The track itself is a pocket history, a mid-tempo disco-by-numbers exercise that follows the rises and falls of a workout routine. Murphy huffs about love for a few minutes, gets swallowed by a funky Wurlitzer passage, and, as the natural cannabinoids hit, starts crying about space travel while cloaked in a vocoder. Shit invariably gets more spacey as the fabled zonehits; the tempo is upped from Italo to something more like Chicago, with a few kind words about alien technology thrown in over a heavily echoed bassline, before the whole track dissipates into beatless synth twinkles—cool down, stretch time, etc.

Of course, there are ethical acrobatics—concessions, at least—waiting to be made.

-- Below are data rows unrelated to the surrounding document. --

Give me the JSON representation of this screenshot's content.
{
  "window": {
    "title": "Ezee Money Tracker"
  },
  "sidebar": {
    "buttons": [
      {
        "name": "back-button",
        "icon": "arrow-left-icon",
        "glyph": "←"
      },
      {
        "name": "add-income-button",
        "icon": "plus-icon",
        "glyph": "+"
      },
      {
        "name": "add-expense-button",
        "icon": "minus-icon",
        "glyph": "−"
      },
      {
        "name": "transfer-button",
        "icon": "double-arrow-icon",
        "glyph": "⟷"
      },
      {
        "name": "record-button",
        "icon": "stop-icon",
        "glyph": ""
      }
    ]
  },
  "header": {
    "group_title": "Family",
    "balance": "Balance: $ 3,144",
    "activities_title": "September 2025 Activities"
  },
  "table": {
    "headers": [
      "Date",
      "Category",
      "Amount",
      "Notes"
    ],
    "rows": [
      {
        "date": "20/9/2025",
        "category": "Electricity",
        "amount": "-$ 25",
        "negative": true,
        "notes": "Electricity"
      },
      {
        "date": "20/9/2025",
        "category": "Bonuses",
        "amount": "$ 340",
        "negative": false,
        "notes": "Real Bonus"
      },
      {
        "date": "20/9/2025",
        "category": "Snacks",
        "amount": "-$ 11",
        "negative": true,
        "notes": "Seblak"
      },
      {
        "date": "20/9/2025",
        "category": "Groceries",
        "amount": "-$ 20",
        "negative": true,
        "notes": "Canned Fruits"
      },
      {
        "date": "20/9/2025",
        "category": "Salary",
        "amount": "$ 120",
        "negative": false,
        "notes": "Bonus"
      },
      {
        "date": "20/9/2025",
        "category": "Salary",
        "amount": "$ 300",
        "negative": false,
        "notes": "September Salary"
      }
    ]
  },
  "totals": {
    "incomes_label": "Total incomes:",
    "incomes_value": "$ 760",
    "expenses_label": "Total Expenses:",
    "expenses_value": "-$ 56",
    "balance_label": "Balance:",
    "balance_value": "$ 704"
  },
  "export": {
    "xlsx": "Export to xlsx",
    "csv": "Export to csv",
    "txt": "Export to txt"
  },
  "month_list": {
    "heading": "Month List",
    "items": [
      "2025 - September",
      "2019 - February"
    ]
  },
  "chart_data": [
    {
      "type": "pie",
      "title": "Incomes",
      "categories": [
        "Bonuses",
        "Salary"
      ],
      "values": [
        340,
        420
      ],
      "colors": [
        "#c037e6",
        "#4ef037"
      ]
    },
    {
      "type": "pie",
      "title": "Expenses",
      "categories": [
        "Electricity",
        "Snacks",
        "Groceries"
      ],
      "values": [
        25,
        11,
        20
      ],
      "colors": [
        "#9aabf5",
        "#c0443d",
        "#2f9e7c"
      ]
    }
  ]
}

Nike is still very much The Man, eternally liable in the eyes of culturally conscious consumers. But really, each routinized gripe deserves a brief acknowledgement that, yeah, a massive company is rewarding a good band with work. What's even more interesting is that Nike—American economic ingenuity and the marketable spirit of individualism incarnate—has made something as dispassionate and universally functional as science or Soviet art. THIS IS RUNNING MUSIC. THIS IS MUSIC FOR RUNNING. It's sentiment to echo "mood" records, institutional soundtracks, pill bottles. The single's "cover"—it's currently only being sold on iTunes—even has a line graph diagramming the track's rises and falls. Straight from the lab to you. Furthermore, Murphy, the goon with the beakers, though a professed lover of jujitsu, is generally pictured looking unshaven and slightly chubby.

The various disconnects here are fascinating and, frankly, kinda sexy. The old Macintosh ad that had all the pacified automata being disrupted by the one hammer-wielding iconoclast—a runner, ironically—gets a makeover. Instead of marching, they're all jogging together listening to disco, and nobody comes to break anything. Suddenly, fears about losing our itty-bitty customizable slot in the Matrix turn to comforts as you stare from your treadmill with an eerie solace in the hope—the knowledge, even—that the person next to you is on the same prescription.